Winter, and special lights and holidays which brighten the darkest days of the year, is the theme of this book of poems. The author's subjects range from Hanukkah to the Winter Solstice to the fireworks of the Chinese New Year to the farolitos which light the way for Mary and Joseph during Christmas celebrations in the Southwest.

I must admit that I preferred the illustrations to the text because my taste in poetry is rather hobbitish and traditional. But I love these quilts! They simply glow with light thanks to the author's judicious use dark fabrics, as in the Christmas tree quilt on the cover. (See above.)

And the piecing techniques which she has chosen for each quilt are also well suited to the subject of each poem. For example, the twisted log cabin blocks which Hines uses to illustrate "Fireplace" and "One Little Candle" bring unexpected movement to her representation of flickering, dancing flames. The aurora borealis is appropriately suggested by the bargello quilt illustrating "A Sight to See." And there is a happy marriage of both color and technique in the author's use of hand-dyes in her appliqued quilt, "Protest," which illustrates the glow of the setting sun in the winter sky and the soft snowy hills.

I would love to show you what I mean by by posting pictures of the quilts I've just referred to, but I am scrupulously respecting Hines's copyright. Fortunately, you can see what I mean by visiting her website, here.
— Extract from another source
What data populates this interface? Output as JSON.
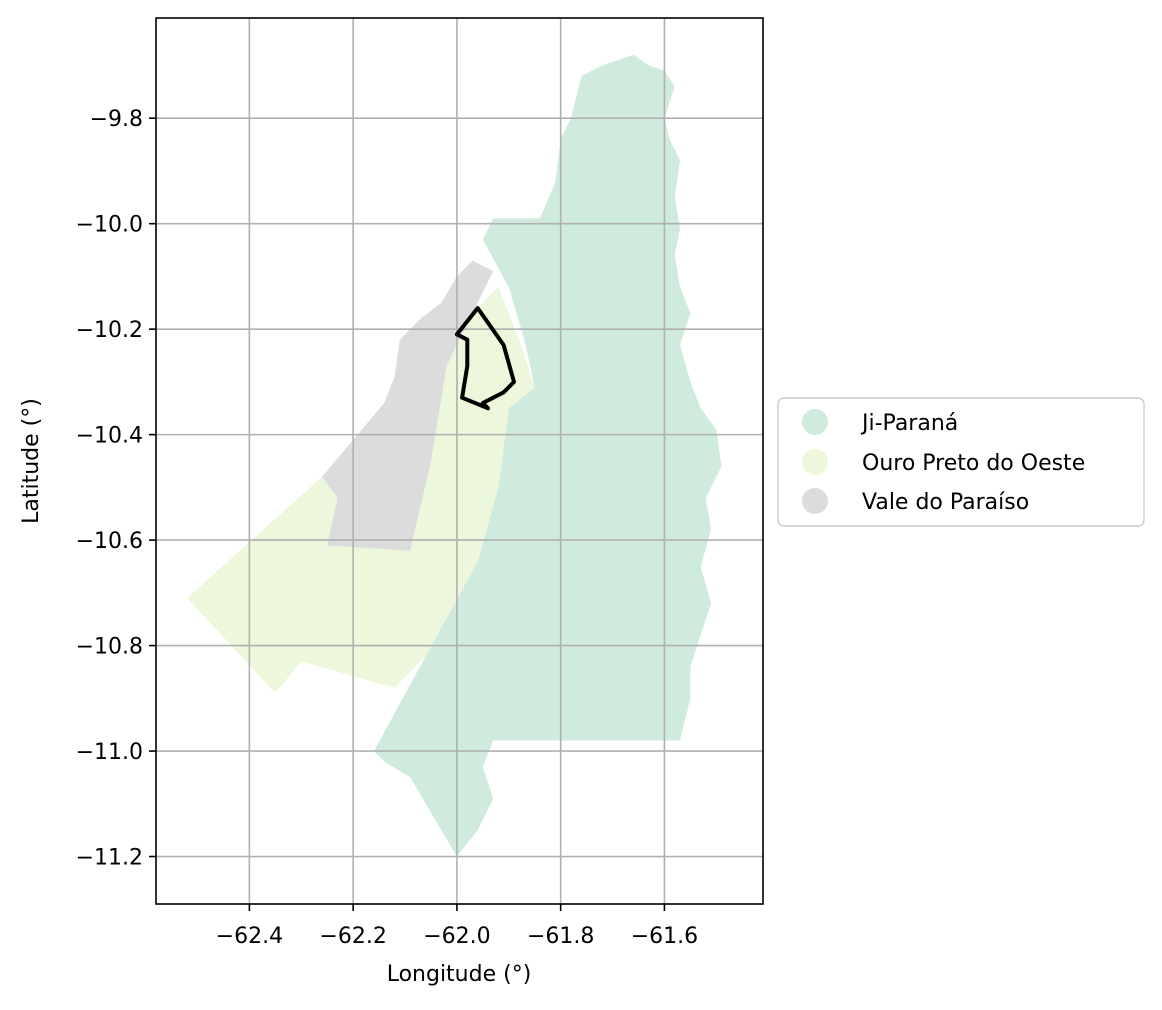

Click on the link, "For Quilters" and then scroll down and click on the third book, Winter Lights, to see how she designed and made each quilt. (Unfortunately, the design of the website prevents me from giving you a direct link to the quilts.) Now that I know that she has two other quilt illustrated books, I plan to look them up at my library.

By the way, one poem in particular resonated in my book lover's soul. It dealt with a furtive pleasure with which I am sure we can all sympathize.

Lights Out

I pull the covers
over my head
and let out a few snores
for good measure . . .
then snap on my flashlight
and open my book.
Now this is
reading for pleasure!

Be sure to look at the accompanying quilt on her website!

Sunday, May 10, 2009

In Honor of Mother's Day

" How can it be a large career to tell other people's children about the Rule of Three, and a small career to tell one's own children about the universe? How can it be broad to be the same thing to everyone, and narrow to be everything to someone? No. A woman's function is laborious, but because it is gigantic, not because it is minute. I will pity Mrs. Jones for the hugeness of her task; I will never pity her for its smallness."

--G.K. Chesterton, speaking about motherhood in What's Wrong With the World?